The matter of a rise in interest rates came into focus on Tuesday when Mervyn King, the Bank of England governor, said the cost of borrowing would probably rise as the global economy improved. However, Wadhwani was concerned that the fragile recovery under way in Britain and elsewhere could stall if rates went up.
“There are significant challenges facing the world economy and the key is what happens to the US. If it turns out the US is beginning a sustained recovery, then I think the UK will be quite a bit better.
“If recovery proves ephemeral in the US, I think we shall undoubtedly be buffeted and we will be affected quite significantly,” he explained.
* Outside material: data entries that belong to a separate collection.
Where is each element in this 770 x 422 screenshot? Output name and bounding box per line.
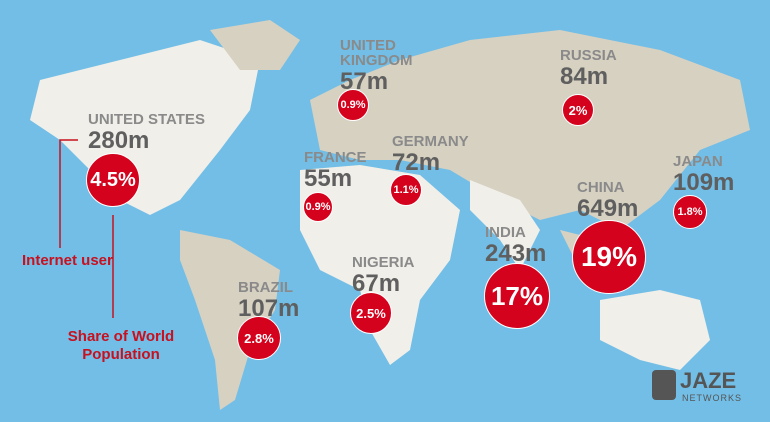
logo-icon bbox=[652, 370, 676, 400]
land bbox=[30, 20, 750, 410]
logo-brand: JAZE bbox=[680, 368, 737, 393]
country-name: FRANCE bbox=[304, 149, 367, 166]
population-share: 19% bbox=[572, 220, 646, 294]
country-name: UNITED KINGDOM bbox=[340, 37, 413, 69]
legend-lines bbox=[59, 139, 114, 318]
country-name: RUSSIA bbox=[560, 47, 617, 64]
population-share: 17% bbox=[484, 263, 550, 329]
internet-users: 67m bbox=[352, 270, 401, 297]
logo-sub: NETWORKS bbox=[682, 393, 743, 403]
internet-users: 107m bbox=[238, 295, 300, 322]
country-name: INDIA bbox=[485, 224, 526, 241]
population-share: 2.5% bbox=[350, 292, 392, 334]
internet-users: 72m bbox=[392, 149, 441, 176]
legend-users: Internet user bbox=[22, 252, 113, 269]
internet-users: 243m bbox=[485, 240, 547, 267]
population-share: 0.9% bbox=[303, 192, 333, 222]
population-share: 4.5% bbox=[86, 153, 140, 207]
country-name: CHINA bbox=[577, 179, 625, 196]
internet-users: 649m bbox=[577, 195, 639, 222]
country-name: GERMANY bbox=[392, 133, 469, 150]
population-share: 2% bbox=[562, 94, 594, 126]
country-name: JAPAN bbox=[673, 153, 723, 170]
population-share: 2.8% bbox=[237, 316, 281, 360]
internet-users: 84m bbox=[560, 63, 609, 90]
population-share: 1.8% bbox=[673, 195, 707, 229]
internet-users: 280m bbox=[88, 127, 150, 154]
internet-users: 55m bbox=[304, 165, 353, 192]
country-name: BRAZIL bbox=[238, 279, 293, 296]
population-share: 0.9% bbox=[337, 89, 369, 121]
internet-users: 109m bbox=[673, 169, 735, 196]
country-name: NIGERIA bbox=[352, 254, 415, 271]
legend-share: Share of World Population bbox=[67, 328, 175, 363]
country-name: UNITED STATES bbox=[88, 111, 205, 128]
population-share: 1.1% bbox=[390, 174, 422, 206]
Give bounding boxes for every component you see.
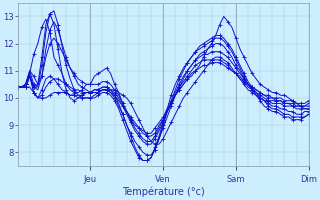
X-axis label: Température (°c): Température (°c) bbox=[122, 187, 204, 197]
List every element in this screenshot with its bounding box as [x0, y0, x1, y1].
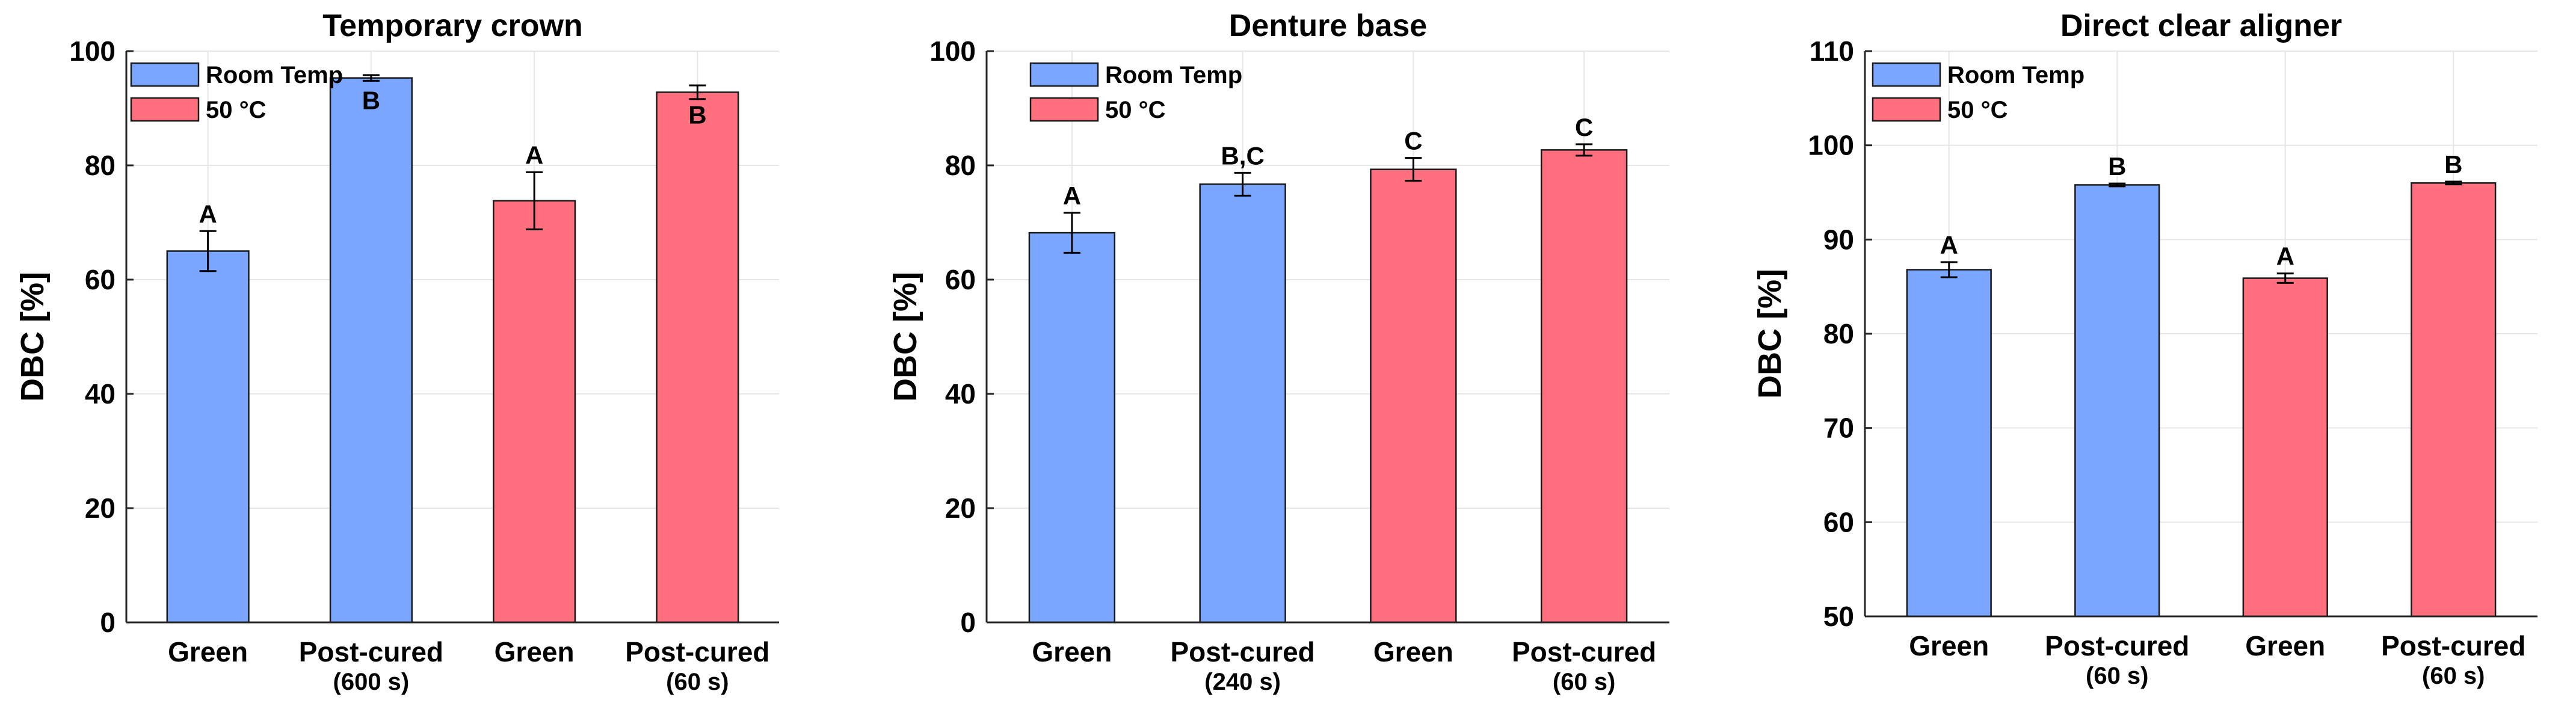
x-tick-label: Post-cured	[2045, 630, 2189, 661]
significance-label: A	[2276, 242, 2294, 271]
y-axis-label: DBC [%]	[14, 272, 51, 402]
significance-label: C	[1575, 113, 1593, 141]
bar	[166, 250, 250, 624]
legend-label: 50 °C	[1105, 97, 1166, 123]
x-tick-label: Post-cured	[2381, 630, 2525, 661]
bar	[656, 91, 739, 624]
legend: Room Temp 50 °C	[1029, 62, 1242, 123]
y-axis-label: DBC [%]	[1752, 269, 1788, 399]
x-tick-label: Green	[1373, 636, 1453, 668]
legend: Room Temp 50 °C	[130, 62, 343, 123]
bar	[329, 77, 413, 624]
x-tick-label: Green	[1909, 630, 1989, 661]
chart-title: Direct clear aligner	[2060, 8, 2342, 43]
y-tick-label: 0	[100, 607, 116, 638]
y-tick-label: 70	[1823, 413, 1854, 444]
y-tick-label: 90	[1823, 224, 1854, 255]
x-tick-sublabel: (60 s)	[2086, 663, 2149, 689]
significance-label: B	[2444, 150, 2462, 179]
significance-label: A	[1940, 231, 1958, 259]
x-tick-sublabel: (600 s)	[333, 669, 410, 695]
bar	[1199, 183, 1286, 624]
x-tick-label: Post-cured	[1512, 636, 1656, 668]
x-tick-label: Green	[2245, 630, 2325, 661]
y-tick-label: 60	[85, 264, 116, 295]
significance-label: C	[1404, 127, 1422, 155]
bar	[1540, 149, 1628, 624]
legend-swatch	[1872, 62, 1941, 87]
significance-label: B,C	[1221, 141, 1264, 170]
bar	[2242, 277, 2328, 618]
bar	[1906, 269, 1992, 618]
legend-swatch	[1029, 62, 1099, 87]
y-tick-label: 80	[945, 150, 976, 181]
x-tick-label: Post-cured	[1170, 636, 1314, 668]
y-tick-label: 20	[85, 493, 116, 524]
significance-label: B	[362, 87, 380, 115]
y-tick-label: 100	[929, 35, 976, 67]
bar	[2074, 184, 2160, 618]
legend-swatch	[130, 97, 200, 122]
significance-label: A	[525, 141, 543, 169]
y-tick-label: 20	[945, 493, 976, 524]
x-tick-label: Post-cured	[299, 636, 443, 668]
y-tick-label: 40	[945, 378, 976, 410]
significance-label: A	[1063, 182, 1081, 210]
significance-label: A	[199, 200, 217, 228]
chart-title: Temporary crown	[322, 8, 582, 43]
x-tick-sublabel: (60 s)	[666, 669, 729, 695]
x-tick-sublabel: (240 s)	[1204, 669, 1281, 695]
legend-label: Room Temp	[1947, 62, 2085, 88]
y-tick-label: 40	[85, 378, 116, 410]
y-tick-label: 80	[1823, 318, 1854, 349]
legend-label: 50 °C	[206, 97, 267, 123]
x-tick-label: Green	[1032, 636, 1112, 668]
x-tick-label: Post-cured	[625, 636, 769, 668]
legend-label: Room Temp	[206, 62, 343, 88]
legend-label: Room Temp	[1105, 62, 1242, 88]
x-tick-label: Green	[168, 636, 248, 668]
x-tick-sublabel: (60 s)	[1553, 669, 1616, 695]
bar	[2411, 182, 2497, 618]
chart-title: Denture base	[1229, 8, 1427, 43]
legend-swatch	[1872, 97, 1941, 122]
legend-swatch	[1029, 97, 1099, 122]
y-axis-label: DBC [%]	[887, 272, 923, 402]
y-tick-label: 60	[945, 264, 976, 295]
y-tick-label: 80	[85, 150, 116, 181]
legend-swatch	[130, 62, 200, 87]
bar	[1370, 168, 1457, 624]
y-tick-label: 60	[1823, 506, 1854, 538]
y-tick-label: 0	[960, 607, 976, 638]
bar	[493, 200, 576, 624]
bar	[1028, 232, 1116, 624]
x-tick-label: Green	[495, 636, 575, 668]
y-tick-label: 110	[1810, 35, 1854, 67]
y-tick-label: 100	[69, 35, 116, 67]
x-tick-sublabel: (60 s)	[2422, 663, 2485, 689]
legend: Room Temp 50 °C	[1872, 62, 2085, 123]
significance-label: B	[688, 100, 706, 129]
y-tick-label: 100	[1808, 130, 1854, 161]
y-tick-label: 50	[1823, 601, 1854, 632]
legend-label: 50 °C	[1947, 97, 2008, 123]
significance-label: B	[2108, 152, 2126, 180]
While premature tightening could lead to a slowdown in trade, there was no evidence rates needed to be increased to control inflation, which slipped on the headline measure from 2.9% to 2.8% last month.
Wage growth has been benign, and given the problems experienced in other leading global economies, there was little prospect of imported inflation.
Asked whether UK base rates should have been cut more aggressively, Wadhwani said it would be inappropriate to make judgments with the benefit of hindsight.
He noted that Bank of England research suggested the increasing popularity of home-ownership had powered much of the recent growth in house prices. As housing asset prices had risen with the borrowings on which they were secured, consumer balance sheets were not strained in any significant way.